Critics note that policy settings remain uncertain in some areas — particularly around carbon markets and hydrogen certification standards — and that the pace of regulatory development lags the speed at which companies need to make investment decisions.

Challenges Remain

Despite the positive trajectory, Australian climate tech faces persistent challenges.

Talent scarcity affects climate tech companies as acutely as it does the broader tech sector. Engineers and scientists with relevant expertise are in high demand globally, and Australian companies compete for talent with better-funded international rivals.

Manufacturing scale-up remains difficult domestically. Australia’s manufacturing base has contracted significantly over the past two decades, and rebuilding the supply chains and workforce needed to manufacture climate technologies at scale is a multi-year undertaking.

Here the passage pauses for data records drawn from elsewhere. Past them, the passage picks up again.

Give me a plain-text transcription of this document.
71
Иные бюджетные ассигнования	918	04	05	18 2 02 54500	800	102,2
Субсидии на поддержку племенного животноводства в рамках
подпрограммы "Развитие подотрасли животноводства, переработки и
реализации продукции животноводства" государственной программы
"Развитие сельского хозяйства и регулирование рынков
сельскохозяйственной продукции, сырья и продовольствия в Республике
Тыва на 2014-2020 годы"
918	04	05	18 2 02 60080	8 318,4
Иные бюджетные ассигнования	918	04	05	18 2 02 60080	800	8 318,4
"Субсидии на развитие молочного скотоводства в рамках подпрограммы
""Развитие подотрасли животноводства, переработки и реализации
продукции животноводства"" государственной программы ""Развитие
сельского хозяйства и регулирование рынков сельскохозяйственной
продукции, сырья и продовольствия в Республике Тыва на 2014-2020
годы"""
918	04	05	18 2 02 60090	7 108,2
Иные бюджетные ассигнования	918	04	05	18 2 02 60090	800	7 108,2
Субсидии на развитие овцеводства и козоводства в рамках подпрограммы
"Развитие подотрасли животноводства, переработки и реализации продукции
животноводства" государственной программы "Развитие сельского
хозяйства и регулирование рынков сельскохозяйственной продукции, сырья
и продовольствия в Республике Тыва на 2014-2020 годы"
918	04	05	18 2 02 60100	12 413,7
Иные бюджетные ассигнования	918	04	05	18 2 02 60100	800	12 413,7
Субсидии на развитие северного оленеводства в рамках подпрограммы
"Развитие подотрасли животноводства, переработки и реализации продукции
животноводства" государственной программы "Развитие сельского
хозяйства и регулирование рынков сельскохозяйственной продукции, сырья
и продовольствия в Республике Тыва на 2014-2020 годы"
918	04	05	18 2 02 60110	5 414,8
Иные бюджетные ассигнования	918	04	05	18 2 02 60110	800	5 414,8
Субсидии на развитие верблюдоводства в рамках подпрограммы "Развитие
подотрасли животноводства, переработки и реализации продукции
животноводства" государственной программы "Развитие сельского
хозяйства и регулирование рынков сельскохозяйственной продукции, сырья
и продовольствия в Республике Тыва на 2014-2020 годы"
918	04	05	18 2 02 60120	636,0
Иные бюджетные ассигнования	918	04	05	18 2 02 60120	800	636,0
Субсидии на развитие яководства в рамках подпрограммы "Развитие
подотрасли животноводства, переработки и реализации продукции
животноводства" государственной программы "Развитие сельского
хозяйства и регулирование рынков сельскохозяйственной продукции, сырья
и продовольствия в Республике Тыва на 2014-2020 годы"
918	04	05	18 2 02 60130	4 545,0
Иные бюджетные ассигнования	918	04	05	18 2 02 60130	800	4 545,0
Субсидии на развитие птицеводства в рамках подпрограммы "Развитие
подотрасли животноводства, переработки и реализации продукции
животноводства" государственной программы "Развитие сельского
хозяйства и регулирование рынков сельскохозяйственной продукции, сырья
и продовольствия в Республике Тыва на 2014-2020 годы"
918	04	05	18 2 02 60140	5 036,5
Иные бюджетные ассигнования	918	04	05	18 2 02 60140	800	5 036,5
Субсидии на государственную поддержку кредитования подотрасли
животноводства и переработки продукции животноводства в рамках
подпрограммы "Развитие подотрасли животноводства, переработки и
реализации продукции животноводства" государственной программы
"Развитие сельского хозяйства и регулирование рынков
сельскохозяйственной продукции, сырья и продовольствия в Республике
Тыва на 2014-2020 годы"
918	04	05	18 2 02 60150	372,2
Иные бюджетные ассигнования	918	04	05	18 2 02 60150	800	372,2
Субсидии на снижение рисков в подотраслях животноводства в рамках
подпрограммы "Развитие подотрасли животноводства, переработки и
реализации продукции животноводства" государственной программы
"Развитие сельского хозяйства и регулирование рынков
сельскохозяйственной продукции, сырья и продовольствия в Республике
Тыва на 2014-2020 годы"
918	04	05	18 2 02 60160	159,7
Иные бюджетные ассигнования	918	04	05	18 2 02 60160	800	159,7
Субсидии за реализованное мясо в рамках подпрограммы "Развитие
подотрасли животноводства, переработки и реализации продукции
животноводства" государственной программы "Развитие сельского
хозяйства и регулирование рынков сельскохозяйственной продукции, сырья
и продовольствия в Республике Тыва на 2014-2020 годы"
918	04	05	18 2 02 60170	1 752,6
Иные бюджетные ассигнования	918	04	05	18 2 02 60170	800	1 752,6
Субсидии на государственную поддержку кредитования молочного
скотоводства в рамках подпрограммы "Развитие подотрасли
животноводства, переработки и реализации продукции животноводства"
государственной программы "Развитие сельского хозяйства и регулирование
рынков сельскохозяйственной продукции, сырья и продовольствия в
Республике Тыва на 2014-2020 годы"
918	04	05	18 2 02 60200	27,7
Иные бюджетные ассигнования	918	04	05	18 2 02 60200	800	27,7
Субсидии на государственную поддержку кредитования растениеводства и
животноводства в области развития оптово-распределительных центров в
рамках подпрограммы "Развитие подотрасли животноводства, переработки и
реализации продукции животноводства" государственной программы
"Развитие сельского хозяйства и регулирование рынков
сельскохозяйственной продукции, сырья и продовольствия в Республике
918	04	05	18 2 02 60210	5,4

International competition is intensifying. The US Inflation Reduction Act has redirected substantial private capital toward American climate tech companies. The EU’s Green Deal Industrial Plan has done the same for European firms. Australian companies must compete for investment and market share against heavily subsidised international competitors.

A Sector Worth Watching

Australian climate tech may lack the glamour of AI, but its economic and strategic significance is arguably greater. The sector sits at the intersection of Australia’s natural resource advantages, its regulatory trajectory, and global demand for decarbonisation technologies. The companies emerging from this intersection are building real businesses with global potential.

The next twelve months will be telling. If the current cohort of growth-stage companies continues to hit commercial milestones and attract follow-on capital, Australian climate tech could establish itself as a globally significant sector in its own right — not just a footnote to the country’s mining and energy legacy, but a defining element of its economic future.